En Afrique de l’Ouest et du Centre, l’UNFPA préconise notamment de :
Briser les silos, en intégrant la prévention des MGF dans les programmes de santé, d’éducation et de développement économique ;
Diversifier les sources de financement, en renforçant les ressources nationales, en explorant des mécanismes innovants et en mobilisant le secteur privé ;
Investir dans l’innovation, notamment les technologies permettant d’atteindre les communautés les plus reculées et de ne laisser aucune fille de côté.
La force du partenariat UNFPA–UNICEF
Ces efforts s’inscrivent dans le cadre du Programme conjoint UNFPA–UNICEF pour l’élimination des mutilations génitales féminines, la plus grande initiative mondiale dédiée à l’abandon de cette pratique. Lancé en 2008, le programme intervient dans 18 pays, dont 8 en Afrique de l’Ouest et du Centre, conformément à la cible 5.3 des ODD, qui vise à éliminer toutes les pratiques néfastes d’ici 2030.
Grâce à l’expertise combinée des deux agences, le programme renforce les cadres juridiques nationaux, soutient les mouvements communautaires de transformation des normes sociales et garantit aux survivantes l’accès à des services de santé, juridiques et sociaux de qualité.
À ce jour, cette collaboration a permis de :
Protéger 1 137 000 filles âgées de 0 à 14 ans contre les MGF ;
Amener plus de 50 millions de personnes, réparties dans 21 700 communautés, à déclarer publiquement l’abandon de la pratique ;
Fournir des services essentiels de protection et de prise en charge à plus de 7 millions de femmes et de filles.

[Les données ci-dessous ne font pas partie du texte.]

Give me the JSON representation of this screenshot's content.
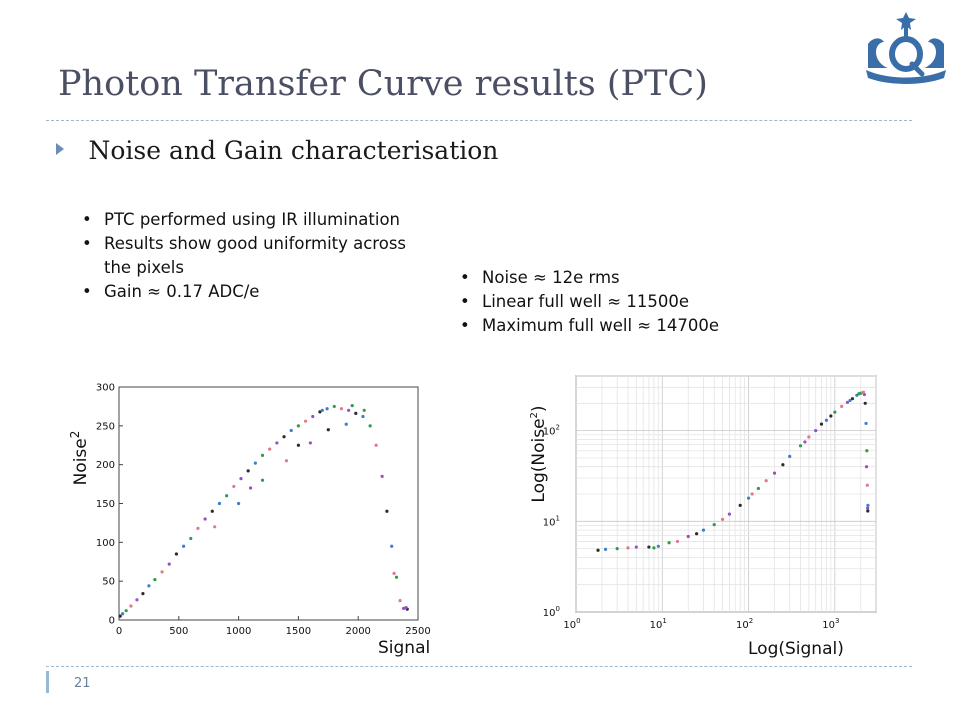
{
  "slide": {
    "title": "Photon Transfer Curve results (PTC)",
    "main_bullet": "Noise and Gain characterisation",
    "left_points": [
      "PTC performed using IR illumination",
      "Results show good uniformity across the pixels",
      "Gain ≈ 0.17 ADC/e"
    ],
    "right_points": [
      "Noise ≈ 12e rms",
      "Linear full well ≈ 11500e",
      "Maximum full well ≈ 14700e"
    ],
    "page_number": "21",
    "logo_icon": "university-crown-logo-icon"
  },
  "chart_data": [
    {
      "type": "scatter",
      "xlabel": "Signal",
      "ylabel": "Noise",
      "ylabel_superscript": "2",
      "xlim": [
        0,
        2500
      ],
      "ylim": [
        0,
        300
      ],
      "xticks": [
        0,
        500,
        1000,
        1500,
        2000,
        2500
      ],
      "yticks": [
        0,
        50,
        100,
        150,
        200,
        250,
        300
      ],
      "grid": false,
      "series_colors": [
        "#2b2b2b",
        "#3a7fd0",
        "#2e9c4a",
        "#e07a8a",
        "#9a4ec4"
      ],
      "points": [
        [
          10,
          5
        ],
        [
          30,
          8
        ],
        [
          60,
          12
        ],
        [
          100,
          18
        ],
        [
          150,
          26
        ],
        [
          200,
          34
        ],
        [
          250,
          44
        ],
        [
          300,
          52
        ],
        [
          360,
          62
        ],
        [
          420,
          72
        ],
        [
          480,
          85
        ],
        [
          540,
          95
        ],
        [
          600,
          105
        ],
        [
          660,
          118
        ],
        [
          720,
          130
        ],
        [
          780,
          140
        ],
        [
          840,
          150
        ],
        [
          900,
          160
        ],
        [
          960,
          172
        ],
        [
          1020,
          182
        ],
        [
          1080,
          192
        ],
        [
          1140,
          202
        ],
        [
          1200,
          212
        ],
        [
          1260,
          220
        ],
        [
          1320,
          228
        ],
        [
          1380,
          236
        ],
        [
          1440,
          244
        ],
        [
          1500,
          250
        ],
        [
          1560,
          256
        ],
        [
          1620,
          262
        ],
        [
          1680,
          268
        ],
        [
          1740,
          272
        ],
        [
          1800,
          275
        ],
        [
          1860,
          272
        ],
        [
          1920,
          270
        ],
        [
          1980,
          266
        ],
        [
          2040,
          262
        ],
        [
          2100,
          250
        ],
        [
          2150,
          225
        ],
        [
          2200,
          185
        ],
        [
          2240,
          140
        ],
        [
          2280,
          95
        ],
        [
          2320,
          55
        ],
        [
          2350,
          25
        ],
        [
          2380,
          15
        ],
        [
          2410,
          14
        ],
        [
          1000,
          150
        ],
        [
          1200,
          180
        ],
        [
          1400,
          205
        ],
        [
          1600,
          228
        ],
        [
          1750,
          245
        ],
        [
          1900,
          252
        ],
        [
          2050,
          270
        ],
        [
          800,
          120
        ],
        [
          1100,
          170
        ],
        [
          1500,
          225
        ],
        [
          1700,
          270
        ],
        [
          1950,
          276
        ],
        [
          2300,
          60
        ],
        [
          2400,
          16
        ]
      ]
    },
    {
      "type": "scatter",
      "xlabel": "Log(Signal)",
      "ylabel": "Log(Noise",
      "ylabel_superscript": "2",
      "ylabel_suffix": ")",
      "xscale": "log",
      "yscale": "log",
      "xlim": [
        1,
        3000
      ],
      "ylim": [
        1,
        400
      ],
      "xticks": [
        "10^0",
        "10^1",
        "10^2",
        "10^3"
      ],
      "yticks": [
        "10^0",
        "10^1",
        "10^2"
      ],
      "grid": true,
      "series_colors": [
        "#2b2b2b",
        "#3a7fd0",
        "#2e9c4a",
        "#e07a8a",
        "#9a4ec4"
      ],
      "points": [
        [
          1.8,
          4.8
        ],
        [
          2.2,
          4.9
        ],
        [
          3,
          5
        ],
        [
          4,
          5.1
        ],
        [
          5,
          5.2
        ],
        [
          7,
          5.2
        ],
        [
          9,
          5.3
        ],
        [
          12,
          5.8
        ],
        [
          15,
          6
        ],
        [
          20,
          6.8
        ],
        [
          25,
          7.3
        ],
        [
          30,
          8
        ],
        [
          40,
          9.2
        ],
        [
          50,
          10.5
        ],
        [
          60,
          12
        ],
        [
          80,
          15
        ],
        [
          100,
          18
        ],
        [
          130,
          23
        ],
        [
          160,
          28
        ],
        [
          200,
          34
        ],
        [
          250,
          42
        ],
        [
          300,
          52
        ],
        [
          400,
          68
        ],
        [
          500,
          85
        ],
        [
          600,
          100
        ],
        [
          700,
          118
        ],
        [
          800,
          130
        ],
        [
          1000,
          160
        ],
        [
          1200,
          185
        ],
        [
          1400,
          205
        ],
        [
          1600,
          225
        ],
        [
          1800,
          245
        ],
        [
          2000,
          258
        ],
        [
          2100,
          262
        ],
        [
          2200,
          250
        ],
        [
          2250,
          200
        ],
        [
          2300,
          120
        ],
        [
          2350,
          60
        ],
        [
          2380,
          25
        ],
        [
          2400,
          14
        ],
        [
          2410,
          13
        ],
        [
          2420,
          15
        ],
        [
          8,
          5.1
        ],
        [
          110,
          20
        ],
        [
          450,
          75
        ],
        [
          900,
          145
        ],
        [
          1500,
          215
        ],
        [
          1900,
          255
        ],
        [
          2150,
          265
        ],
        [
          2330,
          40
        ]
      ]
    }
  ]
}
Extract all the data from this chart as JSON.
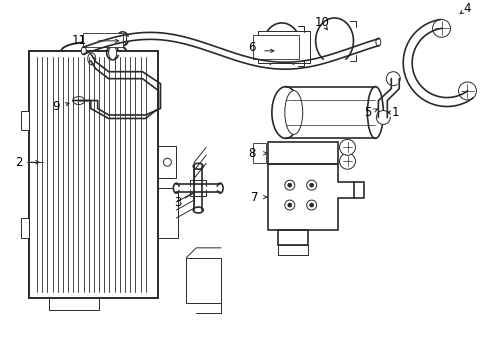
{
  "background_color": "#ffffff",
  "line_color": "#2a2a2a",
  "label_color": "#000000",
  "figsize": [
    4.89,
    3.6
  ],
  "dpi": 100
}
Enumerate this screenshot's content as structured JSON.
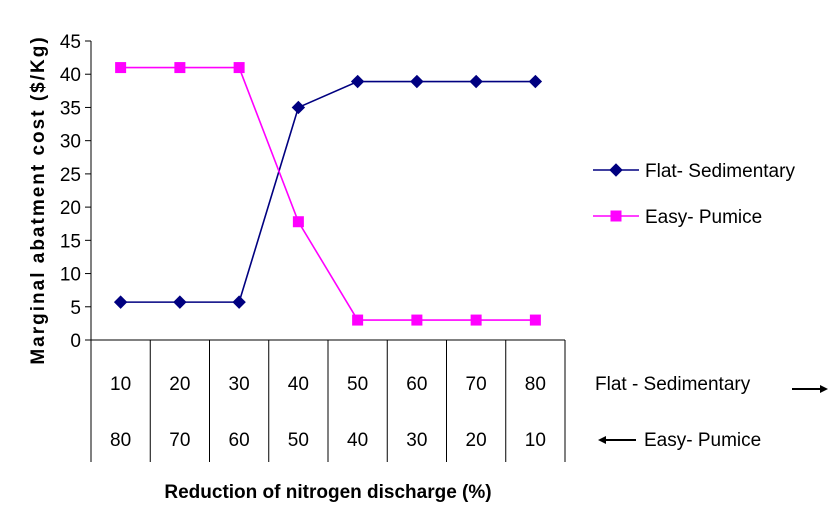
{
  "chart_data": {
    "type": "line",
    "title": "",
    "xlabel": "Reduction of nitrogen discharge (%)",
    "ylabel": "Marginal abatment cost ($/Kg)",
    "ylim": [
      0,
      45
    ],
    "yticks": [
      "0",
      "5",
      "10",
      "15",
      "20",
      "25",
      "30",
      "35",
      "40",
      "45"
    ],
    "grid": false,
    "legend_position": "right",
    "categories": [
      "10",
      "20",
      "30",
      "40",
      "50",
      "60",
      "70",
      "80"
    ],
    "category_rows": [
      {
        "label": "Flat - Sedimentary",
        "direction": "right",
        "values": [
          "10",
          "20",
          "30",
          "40",
          "50",
          "60",
          "70",
          "80"
        ]
      },
      {
        "label": "Easy- Pumice",
        "direction": "left",
        "values": [
          "80",
          "70",
          "60",
          "50",
          "40",
          "30",
          "20",
          "10"
        ]
      }
    ],
    "series": [
      {
        "name": "Flat- Sedimentary",
        "color": "#000080",
        "marker": "diamond",
        "values": [
          5.7,
          5.7,
          5.7,
          35,
          38.9,
          38.9,
          38.9,
          38.9
        ]
      },
      {
        "name": "Easy- Pumice",
        "color": "#ff00ff",
        "marker": "square",
        "values": [
          41,
          41,
          41,
          17.8,
          3,
          3,
          3,
          3
        ]
      }
    ]
  }
}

L’UNFPA lance enfin un appel à l’action collective à l’ensemble de la société femmes et hommes, filles et garçons, familles, leaders traditionnels et religieux, gouvernements et secteur privé afin de mettre leurs ressources et leur influence au service d’un avenir sans MGF.
« Chaque déclaration publique, chaque changement de politique et chaque dollar investi nous rapprochent d’un monde où le corps des filles est respecté et où leur avenir est protégé. Nous avons les outils ; il nous faut désormais la volonté collective d’investir dans l’avenir que ces filles méritent », a conclu le Dr Sennen Hounton.